Resimac has announced that its partnership with carbon farming company Carbon Conscious Investments has helped plant 35,000 trees since 2010. These trees could help remove more than 5 million kilograms of carbon dioxide emissions from the atmosphere, helping to mitigate the impact of greenhouse gases, according to the lender.
Through the lender’s Carbon Conscious program, a native Mallee Eucalypt tree is planted in the Australian Wheatbelt region for every new loan settled by Resimac.
The lender emphasised that the cost of the activity is not factored into the pricing of Resimac’s home loans, nor does it result in any additional expenses for customers.
Resimac CEO Scott McWilliam said the program reflected the company’s commitment to conducting business in an environmentally responsible fashion.

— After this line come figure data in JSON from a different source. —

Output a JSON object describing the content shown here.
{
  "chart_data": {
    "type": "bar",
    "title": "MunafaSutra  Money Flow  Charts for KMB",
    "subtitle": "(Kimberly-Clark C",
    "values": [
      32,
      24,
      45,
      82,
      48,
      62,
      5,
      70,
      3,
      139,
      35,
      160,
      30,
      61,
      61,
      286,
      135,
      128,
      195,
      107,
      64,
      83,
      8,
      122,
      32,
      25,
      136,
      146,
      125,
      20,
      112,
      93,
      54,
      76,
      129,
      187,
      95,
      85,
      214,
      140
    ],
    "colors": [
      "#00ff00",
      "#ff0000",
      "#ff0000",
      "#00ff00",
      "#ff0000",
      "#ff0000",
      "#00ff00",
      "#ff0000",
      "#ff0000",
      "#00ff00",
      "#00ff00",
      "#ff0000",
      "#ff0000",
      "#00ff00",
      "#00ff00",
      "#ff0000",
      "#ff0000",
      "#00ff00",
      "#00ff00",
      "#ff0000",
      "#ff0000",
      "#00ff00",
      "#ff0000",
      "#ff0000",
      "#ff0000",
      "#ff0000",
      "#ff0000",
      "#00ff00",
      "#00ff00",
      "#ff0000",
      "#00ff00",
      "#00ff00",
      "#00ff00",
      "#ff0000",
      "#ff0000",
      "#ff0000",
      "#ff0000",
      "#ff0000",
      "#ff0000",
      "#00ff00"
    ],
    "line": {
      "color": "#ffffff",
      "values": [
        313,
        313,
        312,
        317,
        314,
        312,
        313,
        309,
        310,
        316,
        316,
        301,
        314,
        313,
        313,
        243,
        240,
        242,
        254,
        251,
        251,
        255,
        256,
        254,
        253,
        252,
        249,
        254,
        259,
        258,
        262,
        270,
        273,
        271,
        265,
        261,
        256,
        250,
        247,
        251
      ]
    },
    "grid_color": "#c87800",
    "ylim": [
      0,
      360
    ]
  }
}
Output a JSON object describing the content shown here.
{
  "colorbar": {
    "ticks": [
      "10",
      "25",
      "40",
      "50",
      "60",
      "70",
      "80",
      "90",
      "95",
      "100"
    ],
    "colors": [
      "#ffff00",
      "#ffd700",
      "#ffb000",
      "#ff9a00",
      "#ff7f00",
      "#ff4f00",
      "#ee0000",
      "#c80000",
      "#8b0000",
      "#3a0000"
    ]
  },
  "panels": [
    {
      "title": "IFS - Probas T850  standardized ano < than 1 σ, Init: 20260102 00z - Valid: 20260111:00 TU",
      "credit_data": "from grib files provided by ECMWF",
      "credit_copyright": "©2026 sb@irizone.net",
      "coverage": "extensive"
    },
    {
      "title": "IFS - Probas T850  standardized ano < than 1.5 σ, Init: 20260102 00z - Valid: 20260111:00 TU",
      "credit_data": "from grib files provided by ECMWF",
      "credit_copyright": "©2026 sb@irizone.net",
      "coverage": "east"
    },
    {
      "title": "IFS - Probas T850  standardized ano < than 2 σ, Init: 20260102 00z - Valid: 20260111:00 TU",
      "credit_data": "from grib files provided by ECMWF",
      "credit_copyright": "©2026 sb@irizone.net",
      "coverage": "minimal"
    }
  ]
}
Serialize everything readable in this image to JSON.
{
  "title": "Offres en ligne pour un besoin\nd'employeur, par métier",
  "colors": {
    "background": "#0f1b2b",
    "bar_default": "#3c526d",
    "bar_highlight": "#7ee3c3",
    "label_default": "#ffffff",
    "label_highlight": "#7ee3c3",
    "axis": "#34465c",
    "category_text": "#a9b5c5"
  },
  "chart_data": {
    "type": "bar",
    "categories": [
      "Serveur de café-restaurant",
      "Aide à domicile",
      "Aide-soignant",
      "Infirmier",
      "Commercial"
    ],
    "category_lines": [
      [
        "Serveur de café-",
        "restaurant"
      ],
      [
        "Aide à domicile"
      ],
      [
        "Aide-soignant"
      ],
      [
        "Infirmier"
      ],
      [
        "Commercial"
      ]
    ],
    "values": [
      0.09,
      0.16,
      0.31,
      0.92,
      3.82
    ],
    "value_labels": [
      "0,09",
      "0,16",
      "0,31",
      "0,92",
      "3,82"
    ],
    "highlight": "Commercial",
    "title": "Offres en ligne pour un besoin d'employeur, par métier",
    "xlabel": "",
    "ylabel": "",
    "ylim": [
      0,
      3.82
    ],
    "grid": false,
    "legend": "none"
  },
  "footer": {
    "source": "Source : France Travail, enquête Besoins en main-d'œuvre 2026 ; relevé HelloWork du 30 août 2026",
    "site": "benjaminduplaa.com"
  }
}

“We are proud to reach this milestone with our customers. Carbon Conscious is an initiative we’ve been participating in for the last decade, and it’s an important part of our environmental, social and governance framework.
“Our partnership with CCI has spurred broader changes throughout our organisation. Since starting the program, we have dramatically reduced our paper consumption, and we’re on our way towards becoming completely paperless. This is helped by our recent move to offering a completely digital loan origination process,” he said.
Anthony Fitzgerald, executive director at Carbon Conscious Investments, added: “January 2020 marked the 10-year anniversary of our Voluntary Carbon Offset relationship with Resimac, and we thank them for the long-term commitment that has resulted in 35,000 trees being established in the Western Australian Wheatbelt.
“The project forests are established using native tree species that are drought and fire resistant, and in addition to offsetting CO2, they play a role in increasing the available habitat for native birds, insects, lizards and mammals,” he said.
The lender has a range of social and sustainability initiatives underway, including a partnership with Food Ladder, which uses hydroponics and sustainable technologies to help communities grow their own food, and volunteering at The Station Ltd, a drop-in centre in Sydney that caters for adults who have difficulty obtaining and sustaining accommodation.
Earlier this year, Resimac and its directors also donated $75,000 to the Salvation Army Disaster Appeal, and $25,000 to WIRES – Emergency Fund for Wildlife, following the summer bushfires.